Obviously pleased that I’d remembered, Kian got up to put in the DVD. “This is your chance, ask for anything. It’s impossible for me to say no to you right now.”
Don’t die. Don’t leave me.
But those were cruel favors to ask, not within his ability to grant. And those were the terms, right? What we ask will always be within your power to fulfill. The revelation brightened, like a new light bulb, and then it fizzled and winked out. Dammit. You’re supposed to be smart. Figure out how to help him. He’s in this mess because he cares so much about protecting you. And I couldn’t even get mad at him over it.
“Just the movie.”
“You probably think I’m weird for liking the oldies, huh?”
“No. But I’m curious what got you started on them.”
“Our housekeeper,” he answered, surprising me. “On Saturday nights, she always watched the late show, and I was a lonely kid. At first, it was mostly the thrill of staying up past my bedtime, but I came to love the classics as much as she did.”
“Do you still talk to her?”
He shook his head, and without him saying so, I realized that she was gone. Not like his mother, in and out of rehab. But gone. Like my mom. Rather than say something stupid, awkward, or insensitive, I scooted over, so he could sit next to me. The mattress dipped.

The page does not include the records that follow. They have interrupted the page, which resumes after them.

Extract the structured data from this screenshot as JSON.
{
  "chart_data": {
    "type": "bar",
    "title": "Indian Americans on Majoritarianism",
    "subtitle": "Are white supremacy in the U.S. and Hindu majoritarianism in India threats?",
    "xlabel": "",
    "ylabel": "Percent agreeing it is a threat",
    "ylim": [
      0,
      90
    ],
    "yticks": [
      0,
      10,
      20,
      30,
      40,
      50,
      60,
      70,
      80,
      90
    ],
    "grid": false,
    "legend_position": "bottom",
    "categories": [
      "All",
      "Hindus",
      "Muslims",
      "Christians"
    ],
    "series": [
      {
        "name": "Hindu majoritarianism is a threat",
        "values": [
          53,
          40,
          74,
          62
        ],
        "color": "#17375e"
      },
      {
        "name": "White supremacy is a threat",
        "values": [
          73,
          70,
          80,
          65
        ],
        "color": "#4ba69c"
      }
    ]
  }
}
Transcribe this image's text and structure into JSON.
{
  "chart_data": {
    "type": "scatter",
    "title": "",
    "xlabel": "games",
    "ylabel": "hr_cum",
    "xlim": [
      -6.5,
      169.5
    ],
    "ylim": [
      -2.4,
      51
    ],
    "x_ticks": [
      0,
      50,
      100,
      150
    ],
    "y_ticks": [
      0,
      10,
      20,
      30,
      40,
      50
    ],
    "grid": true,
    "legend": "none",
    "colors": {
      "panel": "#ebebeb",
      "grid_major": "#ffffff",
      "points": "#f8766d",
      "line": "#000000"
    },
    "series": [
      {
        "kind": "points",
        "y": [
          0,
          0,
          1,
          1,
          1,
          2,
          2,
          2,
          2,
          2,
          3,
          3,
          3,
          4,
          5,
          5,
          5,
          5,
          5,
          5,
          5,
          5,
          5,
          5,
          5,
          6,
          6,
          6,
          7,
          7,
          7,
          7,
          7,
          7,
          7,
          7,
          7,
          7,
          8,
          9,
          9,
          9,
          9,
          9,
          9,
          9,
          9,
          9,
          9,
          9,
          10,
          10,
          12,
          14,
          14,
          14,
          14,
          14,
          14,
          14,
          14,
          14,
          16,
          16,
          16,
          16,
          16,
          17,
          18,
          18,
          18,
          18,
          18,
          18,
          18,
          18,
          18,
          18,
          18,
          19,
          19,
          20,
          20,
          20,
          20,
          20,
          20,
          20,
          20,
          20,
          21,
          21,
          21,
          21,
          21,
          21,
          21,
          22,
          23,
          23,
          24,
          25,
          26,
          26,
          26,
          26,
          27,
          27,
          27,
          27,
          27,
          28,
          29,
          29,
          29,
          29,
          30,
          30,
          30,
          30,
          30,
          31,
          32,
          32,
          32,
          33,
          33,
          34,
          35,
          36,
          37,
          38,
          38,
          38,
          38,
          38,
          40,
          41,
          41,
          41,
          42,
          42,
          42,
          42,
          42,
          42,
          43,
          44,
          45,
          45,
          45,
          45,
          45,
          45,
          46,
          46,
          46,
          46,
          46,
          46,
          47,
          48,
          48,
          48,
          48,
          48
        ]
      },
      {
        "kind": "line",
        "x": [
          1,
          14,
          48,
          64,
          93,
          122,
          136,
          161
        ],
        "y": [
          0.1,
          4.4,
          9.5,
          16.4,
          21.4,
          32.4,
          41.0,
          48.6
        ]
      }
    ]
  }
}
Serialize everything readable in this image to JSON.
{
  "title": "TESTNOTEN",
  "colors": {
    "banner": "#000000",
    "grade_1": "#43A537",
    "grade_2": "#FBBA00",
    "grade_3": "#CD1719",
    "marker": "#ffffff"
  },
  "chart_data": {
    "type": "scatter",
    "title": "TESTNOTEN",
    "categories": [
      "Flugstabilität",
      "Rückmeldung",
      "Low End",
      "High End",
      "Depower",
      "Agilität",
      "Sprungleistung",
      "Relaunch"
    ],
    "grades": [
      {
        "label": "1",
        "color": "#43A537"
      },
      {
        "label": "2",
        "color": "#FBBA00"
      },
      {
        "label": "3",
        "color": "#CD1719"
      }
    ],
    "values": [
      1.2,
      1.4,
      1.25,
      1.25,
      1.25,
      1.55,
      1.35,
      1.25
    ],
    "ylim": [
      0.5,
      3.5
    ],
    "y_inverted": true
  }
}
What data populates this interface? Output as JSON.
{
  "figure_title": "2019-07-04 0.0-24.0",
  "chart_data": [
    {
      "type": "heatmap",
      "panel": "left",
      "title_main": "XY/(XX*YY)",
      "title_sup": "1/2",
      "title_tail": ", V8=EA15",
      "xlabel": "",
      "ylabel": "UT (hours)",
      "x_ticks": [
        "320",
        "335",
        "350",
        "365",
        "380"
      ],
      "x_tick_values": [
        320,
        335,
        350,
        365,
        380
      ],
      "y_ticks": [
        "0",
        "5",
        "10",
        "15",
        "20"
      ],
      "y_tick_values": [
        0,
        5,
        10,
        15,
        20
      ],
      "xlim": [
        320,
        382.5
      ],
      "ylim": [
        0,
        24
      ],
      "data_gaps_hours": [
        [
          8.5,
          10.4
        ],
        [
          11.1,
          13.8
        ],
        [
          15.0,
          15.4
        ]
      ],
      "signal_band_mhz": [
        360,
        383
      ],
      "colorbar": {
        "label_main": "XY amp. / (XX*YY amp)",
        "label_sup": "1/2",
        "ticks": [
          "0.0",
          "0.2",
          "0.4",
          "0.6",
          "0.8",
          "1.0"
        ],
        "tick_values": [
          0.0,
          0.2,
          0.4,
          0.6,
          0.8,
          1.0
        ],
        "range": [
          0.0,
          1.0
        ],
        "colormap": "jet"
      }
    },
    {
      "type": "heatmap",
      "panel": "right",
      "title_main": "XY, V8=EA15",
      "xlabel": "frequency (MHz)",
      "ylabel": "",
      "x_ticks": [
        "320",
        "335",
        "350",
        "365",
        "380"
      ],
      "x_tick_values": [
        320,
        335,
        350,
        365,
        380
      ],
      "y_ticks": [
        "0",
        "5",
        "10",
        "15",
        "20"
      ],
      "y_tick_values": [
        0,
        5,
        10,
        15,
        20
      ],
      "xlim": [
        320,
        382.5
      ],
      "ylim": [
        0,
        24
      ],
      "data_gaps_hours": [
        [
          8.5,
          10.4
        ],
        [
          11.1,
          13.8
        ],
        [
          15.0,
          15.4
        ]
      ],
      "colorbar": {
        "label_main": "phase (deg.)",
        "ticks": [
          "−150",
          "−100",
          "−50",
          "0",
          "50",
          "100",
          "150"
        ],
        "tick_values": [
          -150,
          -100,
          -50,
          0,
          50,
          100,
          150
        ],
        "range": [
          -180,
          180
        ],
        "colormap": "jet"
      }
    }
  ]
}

Kian put an arm around me, clicking play on the remote. Ingrid Bergman came to glorious life while Cary Grant was smooth, inscrutable, and charming. They both had undeniable glamour, maybe because I didn’t know about their cheating habits or their secret addictions. Beside me, Kian was smiling, lost in the movie, but every now and then, he kissed my temple, reminding me that we were together.
You are my one true thing, I thought. Always. In time, I might love someone else, if the worst came to pass. But he would never be Kian, and I hoarded these moments like a dragon on a pile of shimmering gold. We watched his favorite film until my eyelids grew heavy, and I drifted before I learned whether Devlin loved Alicia.
In my heart, I knew he did, even if he never said the words.
A SACRIFICE TO LOVE
I woke alone.
Immediately I knew that was wrong, and dread cramped my stomach. I rolled out of Kian’s bed and ran to the living room. Foreboding turned to sickness, and I trembled as I padded toward the note taped to the door. Perspectives in the room seemed off, so that the paper got larger and larger, until it loomed bigger than the door, as if it was so heavy that it should pull the door inward into a hole that would swallow them both. Blinking my eyes repeatedly made Kian’s neat handwriting resolve from teary swirls into comprehensible language. I hated this note, even before I read it. But I had to know what it said and what he thought constituted an adequate good-bye.